Police on Tuesday were investigating who was behind racial graffiti found scrawled inside a residence hall at Rider University’s campus in Lawrenceville.

School officials discovered the n-word written with a dry-erase marker on nine doors in Gee Hall on Sunday morning, according to Lt. Charles Edgar of the Lawrence Police Department.

Police believe the graffiti was written between 4 a.m. and 5 a.m. Sunday, but as of Tuesday afternoon, had no specific leads or suspects.

Edgar said at least one black student lived in one of the rooms.

“(We’re) still investigating, interviewing the occupants of the rooms and other residents to see if there’s any link to believe someone was specifically targeted,” Edgar said. “We’re doing the best we can to get any leads with the goal of solving this thing.”

In addition to interviewing potential witnesses and residents of the building, Edgar said police have increased their presence on campus by making more rounds to the school.

School spokesman Daniel Higgins said the graffiti was cleaned up after police examined it, and students were never moved from Gee Hall, which does not have interior surveillance cameras.

Higgins also said he wasn’t aware of any racial tensions at the university, which has almost 5,800 students.

“We think this is an isolated incident,” he said.

President Mordechai Rozanski issued a statement condemning the act on Monday.

“We take this matter very seriously and will not stand for members of our community being marginalized,” Rozanski said. “Rider University is a place dedicated to learning, diversity and social responsibility. There is no place on this campus or anywhere else for acts of intolerance and repugnant behavior.”

Rozanski on Monday discussed the incident with student leaders, who decided to hold a “Unity Vigil” to “reaffirm our commitment to our community values,” Higgins said.

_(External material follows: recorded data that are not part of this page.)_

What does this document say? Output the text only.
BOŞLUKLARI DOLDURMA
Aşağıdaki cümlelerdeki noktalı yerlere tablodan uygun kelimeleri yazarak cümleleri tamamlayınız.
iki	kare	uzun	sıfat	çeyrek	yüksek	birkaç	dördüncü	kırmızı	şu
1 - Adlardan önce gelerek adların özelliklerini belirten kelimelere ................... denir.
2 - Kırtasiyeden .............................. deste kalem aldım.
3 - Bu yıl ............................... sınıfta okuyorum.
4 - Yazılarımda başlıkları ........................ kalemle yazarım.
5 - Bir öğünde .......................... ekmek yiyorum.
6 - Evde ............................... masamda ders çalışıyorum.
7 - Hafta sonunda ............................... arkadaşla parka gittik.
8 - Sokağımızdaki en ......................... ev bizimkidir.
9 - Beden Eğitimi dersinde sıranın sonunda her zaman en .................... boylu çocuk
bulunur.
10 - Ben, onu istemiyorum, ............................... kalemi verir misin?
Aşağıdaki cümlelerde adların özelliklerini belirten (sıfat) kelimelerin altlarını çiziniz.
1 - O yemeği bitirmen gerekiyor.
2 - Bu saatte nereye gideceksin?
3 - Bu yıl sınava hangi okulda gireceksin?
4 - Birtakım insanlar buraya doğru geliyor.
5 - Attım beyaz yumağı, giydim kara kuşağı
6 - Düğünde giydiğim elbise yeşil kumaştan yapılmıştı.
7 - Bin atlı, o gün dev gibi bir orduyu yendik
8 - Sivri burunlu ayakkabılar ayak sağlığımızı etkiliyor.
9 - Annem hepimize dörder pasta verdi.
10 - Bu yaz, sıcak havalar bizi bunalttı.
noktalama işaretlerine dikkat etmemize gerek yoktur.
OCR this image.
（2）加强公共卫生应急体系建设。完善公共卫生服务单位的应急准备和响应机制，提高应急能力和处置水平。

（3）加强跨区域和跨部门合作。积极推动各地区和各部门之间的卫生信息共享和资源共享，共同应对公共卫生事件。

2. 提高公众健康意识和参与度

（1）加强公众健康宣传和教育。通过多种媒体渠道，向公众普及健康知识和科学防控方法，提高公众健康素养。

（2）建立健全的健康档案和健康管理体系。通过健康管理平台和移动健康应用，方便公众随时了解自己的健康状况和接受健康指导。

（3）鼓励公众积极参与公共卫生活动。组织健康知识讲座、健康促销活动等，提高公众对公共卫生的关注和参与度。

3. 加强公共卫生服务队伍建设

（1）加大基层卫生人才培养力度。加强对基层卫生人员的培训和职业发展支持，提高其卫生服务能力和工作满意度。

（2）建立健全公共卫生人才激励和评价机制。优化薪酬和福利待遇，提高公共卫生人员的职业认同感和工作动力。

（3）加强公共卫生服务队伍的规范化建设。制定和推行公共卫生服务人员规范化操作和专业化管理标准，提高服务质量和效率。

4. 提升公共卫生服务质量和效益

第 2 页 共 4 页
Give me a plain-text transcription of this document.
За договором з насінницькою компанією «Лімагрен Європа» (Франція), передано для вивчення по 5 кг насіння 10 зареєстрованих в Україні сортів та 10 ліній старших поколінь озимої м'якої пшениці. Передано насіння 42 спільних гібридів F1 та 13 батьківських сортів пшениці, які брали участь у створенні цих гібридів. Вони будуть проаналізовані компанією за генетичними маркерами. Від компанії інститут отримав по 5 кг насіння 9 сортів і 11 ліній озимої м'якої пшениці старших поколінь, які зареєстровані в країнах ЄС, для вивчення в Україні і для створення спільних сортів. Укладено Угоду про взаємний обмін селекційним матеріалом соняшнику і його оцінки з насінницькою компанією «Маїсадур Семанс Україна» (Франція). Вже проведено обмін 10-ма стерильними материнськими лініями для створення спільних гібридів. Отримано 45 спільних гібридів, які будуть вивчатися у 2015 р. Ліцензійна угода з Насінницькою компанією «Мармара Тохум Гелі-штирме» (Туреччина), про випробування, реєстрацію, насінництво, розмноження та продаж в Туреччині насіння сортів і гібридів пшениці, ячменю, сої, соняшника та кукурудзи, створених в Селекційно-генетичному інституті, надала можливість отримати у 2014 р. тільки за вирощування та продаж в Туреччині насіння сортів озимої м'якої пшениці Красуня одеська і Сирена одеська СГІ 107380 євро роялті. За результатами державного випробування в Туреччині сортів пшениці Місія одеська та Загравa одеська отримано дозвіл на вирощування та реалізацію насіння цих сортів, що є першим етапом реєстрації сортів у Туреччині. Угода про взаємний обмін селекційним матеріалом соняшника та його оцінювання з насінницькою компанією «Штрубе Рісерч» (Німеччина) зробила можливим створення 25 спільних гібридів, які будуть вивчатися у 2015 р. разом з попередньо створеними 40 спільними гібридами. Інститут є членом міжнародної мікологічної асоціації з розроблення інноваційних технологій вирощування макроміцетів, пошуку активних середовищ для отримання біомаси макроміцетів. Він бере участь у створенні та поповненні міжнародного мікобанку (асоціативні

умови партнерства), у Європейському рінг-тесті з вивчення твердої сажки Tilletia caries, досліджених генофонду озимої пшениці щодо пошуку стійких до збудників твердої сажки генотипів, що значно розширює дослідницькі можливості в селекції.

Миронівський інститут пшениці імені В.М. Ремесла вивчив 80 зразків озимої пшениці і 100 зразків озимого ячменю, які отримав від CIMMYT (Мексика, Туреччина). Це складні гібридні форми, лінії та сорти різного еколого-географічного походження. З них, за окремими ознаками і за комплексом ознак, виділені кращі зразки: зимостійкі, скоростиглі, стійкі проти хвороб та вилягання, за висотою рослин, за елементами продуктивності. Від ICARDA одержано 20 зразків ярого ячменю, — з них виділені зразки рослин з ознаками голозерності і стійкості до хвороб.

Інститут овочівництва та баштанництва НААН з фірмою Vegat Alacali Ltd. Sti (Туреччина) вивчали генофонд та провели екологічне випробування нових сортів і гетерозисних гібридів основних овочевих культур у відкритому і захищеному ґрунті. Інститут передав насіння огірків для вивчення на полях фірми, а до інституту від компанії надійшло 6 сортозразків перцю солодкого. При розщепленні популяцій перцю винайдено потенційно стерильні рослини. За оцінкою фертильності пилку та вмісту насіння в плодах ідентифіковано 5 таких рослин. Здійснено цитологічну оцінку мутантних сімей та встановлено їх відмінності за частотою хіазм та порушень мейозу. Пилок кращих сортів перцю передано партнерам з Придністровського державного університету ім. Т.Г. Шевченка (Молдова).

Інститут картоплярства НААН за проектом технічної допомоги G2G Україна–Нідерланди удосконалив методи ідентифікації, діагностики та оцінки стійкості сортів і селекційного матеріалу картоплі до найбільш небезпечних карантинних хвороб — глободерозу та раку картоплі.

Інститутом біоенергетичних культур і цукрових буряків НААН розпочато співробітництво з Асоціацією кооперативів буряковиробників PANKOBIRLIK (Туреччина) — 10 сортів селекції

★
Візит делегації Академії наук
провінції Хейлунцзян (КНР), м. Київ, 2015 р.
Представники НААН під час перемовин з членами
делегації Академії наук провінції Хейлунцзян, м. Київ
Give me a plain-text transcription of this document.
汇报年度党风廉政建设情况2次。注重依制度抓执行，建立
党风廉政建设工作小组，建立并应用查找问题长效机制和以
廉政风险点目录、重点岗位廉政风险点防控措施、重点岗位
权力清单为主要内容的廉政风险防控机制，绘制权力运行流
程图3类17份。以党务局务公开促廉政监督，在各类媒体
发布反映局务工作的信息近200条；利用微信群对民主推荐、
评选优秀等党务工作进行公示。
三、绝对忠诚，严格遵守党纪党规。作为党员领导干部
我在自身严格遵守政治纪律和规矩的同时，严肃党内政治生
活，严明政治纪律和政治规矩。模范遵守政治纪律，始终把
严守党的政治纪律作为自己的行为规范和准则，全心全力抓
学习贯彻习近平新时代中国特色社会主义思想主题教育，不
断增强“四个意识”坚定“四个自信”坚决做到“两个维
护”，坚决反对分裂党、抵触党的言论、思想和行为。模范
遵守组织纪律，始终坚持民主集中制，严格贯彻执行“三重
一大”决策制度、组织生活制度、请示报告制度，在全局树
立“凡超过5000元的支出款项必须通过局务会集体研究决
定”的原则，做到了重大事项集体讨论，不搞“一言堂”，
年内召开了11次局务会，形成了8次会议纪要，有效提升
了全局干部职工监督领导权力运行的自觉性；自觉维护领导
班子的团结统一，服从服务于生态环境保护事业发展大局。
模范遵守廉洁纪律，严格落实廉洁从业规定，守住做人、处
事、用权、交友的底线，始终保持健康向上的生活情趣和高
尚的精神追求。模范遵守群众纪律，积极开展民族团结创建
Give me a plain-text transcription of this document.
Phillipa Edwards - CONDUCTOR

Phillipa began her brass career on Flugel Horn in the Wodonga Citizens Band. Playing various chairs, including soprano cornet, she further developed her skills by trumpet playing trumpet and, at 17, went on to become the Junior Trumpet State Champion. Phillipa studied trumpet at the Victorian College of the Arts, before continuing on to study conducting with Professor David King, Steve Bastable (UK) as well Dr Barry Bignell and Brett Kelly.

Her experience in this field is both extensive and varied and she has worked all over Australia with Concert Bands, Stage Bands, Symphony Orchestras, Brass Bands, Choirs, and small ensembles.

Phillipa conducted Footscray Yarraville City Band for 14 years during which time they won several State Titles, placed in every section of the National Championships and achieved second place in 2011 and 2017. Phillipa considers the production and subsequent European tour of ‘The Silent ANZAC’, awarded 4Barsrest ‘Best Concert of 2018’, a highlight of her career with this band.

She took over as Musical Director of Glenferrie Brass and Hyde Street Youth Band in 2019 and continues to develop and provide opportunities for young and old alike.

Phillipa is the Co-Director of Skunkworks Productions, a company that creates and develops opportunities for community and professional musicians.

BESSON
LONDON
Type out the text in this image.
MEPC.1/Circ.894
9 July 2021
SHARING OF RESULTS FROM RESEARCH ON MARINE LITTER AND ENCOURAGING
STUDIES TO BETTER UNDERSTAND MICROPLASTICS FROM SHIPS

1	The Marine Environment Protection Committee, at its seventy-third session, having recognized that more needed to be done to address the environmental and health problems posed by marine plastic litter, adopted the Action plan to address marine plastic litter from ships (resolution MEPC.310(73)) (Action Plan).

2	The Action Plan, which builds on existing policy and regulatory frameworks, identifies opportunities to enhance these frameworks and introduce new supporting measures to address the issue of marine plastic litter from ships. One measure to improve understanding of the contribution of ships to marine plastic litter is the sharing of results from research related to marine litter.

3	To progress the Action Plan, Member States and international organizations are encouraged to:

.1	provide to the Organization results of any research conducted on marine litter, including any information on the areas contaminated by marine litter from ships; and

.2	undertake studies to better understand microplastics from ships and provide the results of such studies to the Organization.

Groups organizing Wednesday evening’s vigil, which include the Student Government Association, Center for Multicultural Affairs and Community Service and Women’s Center, urged students to wear cranberry, one of the school’s colors.

A vigil was also to be held at the school’s Westminster campus in Princeton.

Racial incidents have been popping up around the country recently, particularly since the case of the Jena Six a group of black teenagers charged with the beating of a white student made headlines. The Louisiana incident happened after nooses a symbol of the lynching violence of the segregation era were hung from a tree on a high school campus there.

Since then, there have been a number of other nooses found in high-profile incidents around the country in a black Coast Guard cadet’s bag, on a Maryland college campus, and, last week, on the office door of a black professor at Columbia University in New York.